Sarah Hammond. Credit Tim Platt.jpg
Sarah Hammond. Photo credit: Tim Platt

“It can be a very labour-intensive enterprise, but I enjoy running an enterprise that’s based on the farm and makes use of our resources. I love working with flowers and I love working with people. I get to do both in this job.”

Refining the business

Meanwhile, at Willow View Farm near Topcliffe in North Yorkshire, Sahra Rayner is viewing the pandemic as a time to reorganise her business.

“Early in the 2020 season we had to throw quite a lot of young plants away because there wasn’t a market, so we’re using this quieter spell to set up a new field so the flowers, shrubs and foliage can all be grown in one place. We’re also putting up a polytunnel, which will help expand the season at either end of the year.”
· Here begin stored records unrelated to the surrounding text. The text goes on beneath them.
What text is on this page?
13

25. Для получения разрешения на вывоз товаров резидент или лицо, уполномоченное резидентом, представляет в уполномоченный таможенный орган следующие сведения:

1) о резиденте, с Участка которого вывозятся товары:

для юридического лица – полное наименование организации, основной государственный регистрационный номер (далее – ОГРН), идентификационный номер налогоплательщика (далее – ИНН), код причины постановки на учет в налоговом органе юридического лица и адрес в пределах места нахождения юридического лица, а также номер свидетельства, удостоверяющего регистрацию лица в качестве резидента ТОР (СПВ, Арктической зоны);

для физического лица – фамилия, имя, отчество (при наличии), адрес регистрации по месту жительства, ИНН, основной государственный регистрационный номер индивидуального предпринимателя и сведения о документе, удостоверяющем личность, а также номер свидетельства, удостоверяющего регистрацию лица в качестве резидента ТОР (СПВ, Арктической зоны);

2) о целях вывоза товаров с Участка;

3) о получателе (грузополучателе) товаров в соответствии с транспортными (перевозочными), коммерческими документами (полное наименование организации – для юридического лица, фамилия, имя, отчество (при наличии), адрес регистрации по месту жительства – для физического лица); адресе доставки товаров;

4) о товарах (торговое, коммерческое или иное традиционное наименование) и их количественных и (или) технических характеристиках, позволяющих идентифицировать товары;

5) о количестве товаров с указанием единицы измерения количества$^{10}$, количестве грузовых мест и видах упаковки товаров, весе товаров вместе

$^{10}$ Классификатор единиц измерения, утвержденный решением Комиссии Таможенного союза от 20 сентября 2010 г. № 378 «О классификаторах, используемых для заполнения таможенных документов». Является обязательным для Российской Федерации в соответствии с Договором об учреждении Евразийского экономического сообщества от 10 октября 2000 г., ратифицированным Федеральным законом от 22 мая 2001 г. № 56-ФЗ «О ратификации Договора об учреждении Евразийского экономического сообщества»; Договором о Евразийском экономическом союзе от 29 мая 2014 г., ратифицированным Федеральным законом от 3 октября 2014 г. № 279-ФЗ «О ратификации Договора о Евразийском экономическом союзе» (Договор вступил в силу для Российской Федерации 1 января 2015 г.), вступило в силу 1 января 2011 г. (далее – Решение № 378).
She’ll use a well-drained, easy-to-access seven-acre field, about half of which will be put down to cut flowers. “Doing this as a job is very different to growing flowers in your garden,” she stresses. Sahra studied RHS Level 2 Horticultural qualification at Askham Bryan College to help her learn about the skills involved.

“You have to think incredibly carefully about growing successionally – so there’s always something to cut. Marketing is another area you need to become knowledgeable about, and social media is also important because cut flowers are so beautiful to look at.”

There is, she says, a good synergy between the flowers and the family farm – the former being busiest at a time when the cattle are out at grass so less labour intensive. “I also use the cow muck and sometimes commandeer machinery.

“We sell meat direct to the public – so it might be that we’re able to leverage that customer base in some way for the cut flowers, too. Growing flowers is a constant battle against the elements. There’s always a challenge, but when you see your seasonal flowers and foliage used at an event or in someone’s wedding bouquet, that makes you proud and makes it all worthwhile.”